Lyle was with me, and we planned to have a quick Clif bar before heading out onto the road in search of breakfast. About 5 miles in we were in luck. Locals were flocking on motorbikes to this one stretch of road. On both sides, vendors with fruit lined the dirt and rough concrete sidewalks, and one narrow, long building held big tables, colorful plastic chairs, and a counter behind which a vat of broth steamed. As we parked our bikes, a man came over with Google Translate. His phone read, “Please eat breakfast here, you are delicious” I smiled at that one, nodding and giving him a thumbs up. Two women worked quickly behind the counter, filling bowls with vermicelli noodles, cutting fat slabs of pork on a well-worn block, and retrieving a rich, golden broth from a tub behind them. I pointed at some sausage, meatballs, noodles, and broth, and I think they got the idea. That bowl of soup was truly magnificent, the best one of the trip so far. But that was only the first breakfast.

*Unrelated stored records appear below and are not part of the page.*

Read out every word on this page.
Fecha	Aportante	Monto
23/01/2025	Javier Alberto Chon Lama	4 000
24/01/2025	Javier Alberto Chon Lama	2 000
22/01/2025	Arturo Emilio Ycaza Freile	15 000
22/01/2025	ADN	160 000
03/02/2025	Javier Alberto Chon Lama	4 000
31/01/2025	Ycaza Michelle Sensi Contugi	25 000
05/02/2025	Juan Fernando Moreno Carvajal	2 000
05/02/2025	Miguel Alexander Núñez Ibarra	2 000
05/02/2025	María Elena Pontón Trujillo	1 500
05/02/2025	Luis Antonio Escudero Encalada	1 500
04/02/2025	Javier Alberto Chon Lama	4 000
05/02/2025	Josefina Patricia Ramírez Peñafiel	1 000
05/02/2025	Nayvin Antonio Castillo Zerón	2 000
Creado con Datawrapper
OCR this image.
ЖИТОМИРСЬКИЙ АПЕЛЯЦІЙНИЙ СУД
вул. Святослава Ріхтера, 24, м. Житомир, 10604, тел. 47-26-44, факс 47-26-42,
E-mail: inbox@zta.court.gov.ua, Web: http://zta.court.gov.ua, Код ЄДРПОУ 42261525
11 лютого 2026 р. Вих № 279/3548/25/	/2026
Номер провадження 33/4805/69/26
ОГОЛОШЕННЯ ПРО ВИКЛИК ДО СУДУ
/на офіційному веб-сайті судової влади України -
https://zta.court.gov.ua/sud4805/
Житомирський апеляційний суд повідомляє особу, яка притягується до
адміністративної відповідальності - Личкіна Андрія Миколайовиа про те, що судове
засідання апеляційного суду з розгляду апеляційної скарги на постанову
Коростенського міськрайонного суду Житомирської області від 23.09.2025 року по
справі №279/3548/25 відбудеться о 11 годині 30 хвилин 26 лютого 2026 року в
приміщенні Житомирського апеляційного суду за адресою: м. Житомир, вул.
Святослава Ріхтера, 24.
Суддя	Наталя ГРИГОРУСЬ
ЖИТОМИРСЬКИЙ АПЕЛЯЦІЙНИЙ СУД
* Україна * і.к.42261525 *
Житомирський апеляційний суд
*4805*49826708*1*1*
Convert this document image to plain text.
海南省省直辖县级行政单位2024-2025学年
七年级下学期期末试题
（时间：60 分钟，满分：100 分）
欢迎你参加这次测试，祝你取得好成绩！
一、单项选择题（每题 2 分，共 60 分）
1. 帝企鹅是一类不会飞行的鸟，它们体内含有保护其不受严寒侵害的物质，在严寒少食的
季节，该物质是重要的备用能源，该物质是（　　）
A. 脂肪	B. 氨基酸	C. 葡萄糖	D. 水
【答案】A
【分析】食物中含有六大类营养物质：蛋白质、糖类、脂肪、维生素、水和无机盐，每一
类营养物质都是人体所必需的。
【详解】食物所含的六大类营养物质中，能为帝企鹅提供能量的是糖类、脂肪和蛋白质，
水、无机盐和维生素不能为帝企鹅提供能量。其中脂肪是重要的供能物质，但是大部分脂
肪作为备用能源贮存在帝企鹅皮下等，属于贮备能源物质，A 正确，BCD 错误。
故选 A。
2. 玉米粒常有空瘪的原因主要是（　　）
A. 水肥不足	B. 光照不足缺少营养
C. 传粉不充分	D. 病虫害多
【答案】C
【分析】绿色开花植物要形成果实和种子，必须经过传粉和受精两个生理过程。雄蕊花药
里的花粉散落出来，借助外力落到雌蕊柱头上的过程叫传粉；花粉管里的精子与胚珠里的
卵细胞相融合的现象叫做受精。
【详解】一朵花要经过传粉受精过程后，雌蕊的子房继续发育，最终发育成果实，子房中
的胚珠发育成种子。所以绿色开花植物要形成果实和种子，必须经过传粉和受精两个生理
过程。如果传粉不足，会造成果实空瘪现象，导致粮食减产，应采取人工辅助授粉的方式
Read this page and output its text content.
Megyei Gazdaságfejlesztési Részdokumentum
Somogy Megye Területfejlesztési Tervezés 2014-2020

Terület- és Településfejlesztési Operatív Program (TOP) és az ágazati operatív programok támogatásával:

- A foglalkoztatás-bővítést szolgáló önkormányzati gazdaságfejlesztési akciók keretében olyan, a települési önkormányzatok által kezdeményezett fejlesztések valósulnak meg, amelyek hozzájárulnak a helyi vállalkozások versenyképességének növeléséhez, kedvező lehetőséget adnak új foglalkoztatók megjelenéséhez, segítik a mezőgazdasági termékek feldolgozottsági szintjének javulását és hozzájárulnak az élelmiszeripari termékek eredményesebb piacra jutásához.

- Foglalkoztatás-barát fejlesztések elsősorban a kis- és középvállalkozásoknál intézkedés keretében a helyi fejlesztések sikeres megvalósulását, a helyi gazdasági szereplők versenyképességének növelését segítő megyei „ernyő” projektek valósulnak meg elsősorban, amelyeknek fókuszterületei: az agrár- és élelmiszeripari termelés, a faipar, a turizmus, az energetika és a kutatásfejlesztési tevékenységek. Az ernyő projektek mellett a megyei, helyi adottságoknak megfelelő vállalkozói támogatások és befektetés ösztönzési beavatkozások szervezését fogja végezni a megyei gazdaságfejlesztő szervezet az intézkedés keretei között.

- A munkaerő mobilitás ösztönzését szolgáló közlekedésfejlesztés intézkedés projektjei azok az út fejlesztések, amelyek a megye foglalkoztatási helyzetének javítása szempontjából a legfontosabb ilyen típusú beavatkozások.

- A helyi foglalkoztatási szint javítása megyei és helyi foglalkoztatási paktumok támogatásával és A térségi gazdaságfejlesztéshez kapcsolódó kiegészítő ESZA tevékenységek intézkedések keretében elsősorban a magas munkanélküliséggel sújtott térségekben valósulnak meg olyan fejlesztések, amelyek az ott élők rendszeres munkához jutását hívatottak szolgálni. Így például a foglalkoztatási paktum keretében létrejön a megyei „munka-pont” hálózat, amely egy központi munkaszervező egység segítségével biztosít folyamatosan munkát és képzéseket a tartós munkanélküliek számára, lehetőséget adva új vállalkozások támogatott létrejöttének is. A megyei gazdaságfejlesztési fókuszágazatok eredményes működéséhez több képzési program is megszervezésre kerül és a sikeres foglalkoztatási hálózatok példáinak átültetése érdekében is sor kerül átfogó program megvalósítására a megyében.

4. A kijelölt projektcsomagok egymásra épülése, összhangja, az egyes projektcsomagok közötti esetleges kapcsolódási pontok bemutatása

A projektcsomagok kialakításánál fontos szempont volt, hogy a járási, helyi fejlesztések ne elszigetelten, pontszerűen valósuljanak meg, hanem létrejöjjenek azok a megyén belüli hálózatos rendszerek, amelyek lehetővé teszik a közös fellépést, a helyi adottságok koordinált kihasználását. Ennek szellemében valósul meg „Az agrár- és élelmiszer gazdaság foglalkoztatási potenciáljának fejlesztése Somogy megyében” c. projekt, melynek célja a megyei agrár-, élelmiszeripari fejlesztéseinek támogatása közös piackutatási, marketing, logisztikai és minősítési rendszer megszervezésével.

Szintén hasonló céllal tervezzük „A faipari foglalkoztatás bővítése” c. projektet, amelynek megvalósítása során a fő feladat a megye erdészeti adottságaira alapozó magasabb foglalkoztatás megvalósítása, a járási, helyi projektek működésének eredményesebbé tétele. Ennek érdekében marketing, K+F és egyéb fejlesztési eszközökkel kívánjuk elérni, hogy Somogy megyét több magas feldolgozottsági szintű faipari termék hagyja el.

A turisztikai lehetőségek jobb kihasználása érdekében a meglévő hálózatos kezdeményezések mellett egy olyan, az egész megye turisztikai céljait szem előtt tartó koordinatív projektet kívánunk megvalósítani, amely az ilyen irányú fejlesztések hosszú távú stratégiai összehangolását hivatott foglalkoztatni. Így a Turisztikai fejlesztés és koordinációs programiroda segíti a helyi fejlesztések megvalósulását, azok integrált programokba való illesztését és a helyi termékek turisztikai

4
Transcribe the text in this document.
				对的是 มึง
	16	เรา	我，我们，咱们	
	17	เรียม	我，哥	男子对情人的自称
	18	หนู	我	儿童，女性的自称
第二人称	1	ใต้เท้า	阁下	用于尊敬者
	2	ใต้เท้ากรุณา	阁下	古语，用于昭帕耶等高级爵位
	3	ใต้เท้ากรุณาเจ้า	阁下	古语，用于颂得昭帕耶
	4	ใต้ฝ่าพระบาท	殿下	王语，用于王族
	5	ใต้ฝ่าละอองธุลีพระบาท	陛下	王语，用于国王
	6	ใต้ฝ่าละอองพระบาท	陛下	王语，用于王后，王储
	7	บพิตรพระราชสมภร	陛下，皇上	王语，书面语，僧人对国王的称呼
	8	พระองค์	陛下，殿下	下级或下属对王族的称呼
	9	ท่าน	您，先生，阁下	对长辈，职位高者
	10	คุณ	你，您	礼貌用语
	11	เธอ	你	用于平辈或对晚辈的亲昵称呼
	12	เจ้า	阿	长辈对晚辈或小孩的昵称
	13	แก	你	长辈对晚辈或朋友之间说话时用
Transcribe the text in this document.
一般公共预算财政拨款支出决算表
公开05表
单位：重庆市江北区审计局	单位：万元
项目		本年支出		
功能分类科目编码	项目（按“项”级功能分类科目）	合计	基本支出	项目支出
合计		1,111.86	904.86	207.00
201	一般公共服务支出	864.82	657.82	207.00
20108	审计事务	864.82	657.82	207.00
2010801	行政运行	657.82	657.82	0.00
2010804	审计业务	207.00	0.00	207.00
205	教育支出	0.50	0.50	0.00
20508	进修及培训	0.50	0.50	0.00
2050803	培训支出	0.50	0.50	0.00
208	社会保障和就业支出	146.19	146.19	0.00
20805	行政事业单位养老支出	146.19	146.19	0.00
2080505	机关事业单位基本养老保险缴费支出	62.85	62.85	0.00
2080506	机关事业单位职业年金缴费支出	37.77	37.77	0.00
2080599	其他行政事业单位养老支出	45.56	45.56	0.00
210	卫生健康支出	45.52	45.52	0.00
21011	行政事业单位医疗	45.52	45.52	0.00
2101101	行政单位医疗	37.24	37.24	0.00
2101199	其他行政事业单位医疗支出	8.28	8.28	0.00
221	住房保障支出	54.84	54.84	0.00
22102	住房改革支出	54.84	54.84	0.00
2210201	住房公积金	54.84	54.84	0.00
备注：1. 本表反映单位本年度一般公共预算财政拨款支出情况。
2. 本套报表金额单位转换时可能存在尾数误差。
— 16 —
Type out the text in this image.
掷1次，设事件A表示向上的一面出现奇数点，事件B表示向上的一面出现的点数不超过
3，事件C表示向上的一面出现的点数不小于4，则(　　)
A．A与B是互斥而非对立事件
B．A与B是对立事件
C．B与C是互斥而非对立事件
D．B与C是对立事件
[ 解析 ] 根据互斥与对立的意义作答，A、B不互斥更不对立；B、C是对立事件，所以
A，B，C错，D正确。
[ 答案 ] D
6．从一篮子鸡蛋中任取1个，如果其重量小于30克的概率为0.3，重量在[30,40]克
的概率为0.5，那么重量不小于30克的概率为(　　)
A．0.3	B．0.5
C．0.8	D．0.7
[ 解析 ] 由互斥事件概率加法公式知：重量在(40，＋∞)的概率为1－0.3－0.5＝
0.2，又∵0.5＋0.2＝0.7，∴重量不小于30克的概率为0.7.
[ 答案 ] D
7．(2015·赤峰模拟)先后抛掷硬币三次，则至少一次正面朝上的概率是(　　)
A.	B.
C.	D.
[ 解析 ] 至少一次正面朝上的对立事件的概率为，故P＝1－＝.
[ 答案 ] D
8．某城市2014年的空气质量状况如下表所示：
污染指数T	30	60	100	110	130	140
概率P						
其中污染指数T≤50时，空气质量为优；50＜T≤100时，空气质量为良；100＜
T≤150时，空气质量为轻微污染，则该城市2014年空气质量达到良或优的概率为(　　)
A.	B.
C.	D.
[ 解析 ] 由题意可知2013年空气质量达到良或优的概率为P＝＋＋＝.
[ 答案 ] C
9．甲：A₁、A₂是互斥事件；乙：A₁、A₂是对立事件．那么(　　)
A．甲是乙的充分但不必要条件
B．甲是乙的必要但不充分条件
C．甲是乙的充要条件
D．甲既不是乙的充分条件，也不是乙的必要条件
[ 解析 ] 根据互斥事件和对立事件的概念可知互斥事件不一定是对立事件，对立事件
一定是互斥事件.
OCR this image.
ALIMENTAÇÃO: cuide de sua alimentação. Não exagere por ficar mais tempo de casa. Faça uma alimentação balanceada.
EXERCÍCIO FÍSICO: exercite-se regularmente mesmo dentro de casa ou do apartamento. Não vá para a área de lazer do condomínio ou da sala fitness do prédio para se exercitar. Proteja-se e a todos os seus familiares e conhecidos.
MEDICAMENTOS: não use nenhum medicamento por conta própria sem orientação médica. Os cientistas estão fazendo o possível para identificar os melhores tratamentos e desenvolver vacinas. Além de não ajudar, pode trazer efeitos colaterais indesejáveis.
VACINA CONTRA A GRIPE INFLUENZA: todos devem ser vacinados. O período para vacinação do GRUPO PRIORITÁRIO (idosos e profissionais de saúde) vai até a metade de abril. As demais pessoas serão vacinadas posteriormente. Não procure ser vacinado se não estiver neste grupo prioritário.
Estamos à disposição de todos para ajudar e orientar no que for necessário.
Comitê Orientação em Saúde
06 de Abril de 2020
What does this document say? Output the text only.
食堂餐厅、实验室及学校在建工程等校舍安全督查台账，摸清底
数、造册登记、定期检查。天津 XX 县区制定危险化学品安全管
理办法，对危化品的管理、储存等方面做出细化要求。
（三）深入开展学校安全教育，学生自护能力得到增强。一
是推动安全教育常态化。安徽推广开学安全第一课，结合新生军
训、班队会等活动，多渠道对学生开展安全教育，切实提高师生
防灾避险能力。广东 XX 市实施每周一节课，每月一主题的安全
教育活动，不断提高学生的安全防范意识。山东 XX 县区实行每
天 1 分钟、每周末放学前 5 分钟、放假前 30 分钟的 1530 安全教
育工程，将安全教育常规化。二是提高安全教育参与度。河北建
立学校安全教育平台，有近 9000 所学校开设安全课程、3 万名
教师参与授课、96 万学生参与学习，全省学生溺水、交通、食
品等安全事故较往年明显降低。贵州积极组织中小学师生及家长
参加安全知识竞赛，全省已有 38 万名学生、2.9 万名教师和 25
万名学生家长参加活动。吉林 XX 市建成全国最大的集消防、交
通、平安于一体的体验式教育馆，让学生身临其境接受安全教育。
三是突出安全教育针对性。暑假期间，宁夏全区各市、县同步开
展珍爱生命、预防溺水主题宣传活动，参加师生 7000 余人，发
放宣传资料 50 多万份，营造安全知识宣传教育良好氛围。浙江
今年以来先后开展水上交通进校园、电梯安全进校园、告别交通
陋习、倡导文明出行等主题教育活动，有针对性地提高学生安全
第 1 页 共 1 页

Lyle and I found just next door an old man with a small food-vending truck. Behind the glass: eggs, golden breakfast buns, cucumber, hot dog, and sweet and sour sauce. Egg sandwiches! He fired up a small skillet, splashing fresh, orange egg into an oily saute pan, and toasting the bun in a kind of old-fashioned panini press. Buttery, eggy, starchy, wow. Then Lyle found a small coffee shop, it could not get much better.
While our little breakfast adventure was tasty, it had cost us time. We were out of the hotel by 7:00. Having pedaled 4 miles and eaten breakfast, it was 8:30. It was decidedly time to get on the road, and I was excited. We seem to be in a particularly pretty part of the country, lush island hills jutting up all over the place. Sometimes the foliage gives way to reveal clean limestone. There are small farms everywhere, the occasional factory, and plenty of power lines zig-zagging all over the place. That first part of the morning we were riding right for a big mountain range, but at the last minute we turned parallel to it, being swallowed up into a valley with mountains on either side. It was incredible.
I made it to the hotel around 3:45 today. It is an austere, Soviet era looking building. It is concrete and gray as can be. At one time, this hotel might have been something, but not any more. I am very curious though, as to why there is such a large hotel in a relatively sparsely populated area. The shower felt really nice tonight, the 70 miles of orange soil dust, sunscreen, and sweat going right down the drain. I gave my riding suit a quick wash in the sink and wandered out into the town to see what was what. Scouting a few potential restaurant choices, a group of small kids found me and started waving profusely. I smiled and waved, much to their amusement. So far the roads have been really nicely maintained, and I have passed several active road works to improve what is already decent. In fact, I passed a truck today that was just puttering along washing the stone mile markers. In this intersection-city, the sidewalks were mostly nice. A couple of holes right by the street, and a big pile of gravel obstructed the walkway. Everywhere, it seems like there is this desire to build build build. Concrete and brick being the two favorite mediums. I passed a big game of volleyball and made my way into a corner store to buy some candy. “ChocoPN” “chocolate coated pie” was what I walked out with. Dinner was bun bo hue, I had two bowls, hungry from the days pedaling. Back at the hotel, I got into bed, settling down with the aforementioned candy, unfolded my keyboard, and got to writing. Tomorrow is only 55 miles (still no small feat) but importantly, there is the promise of a nicer hotel, which I am looking forward to immensely!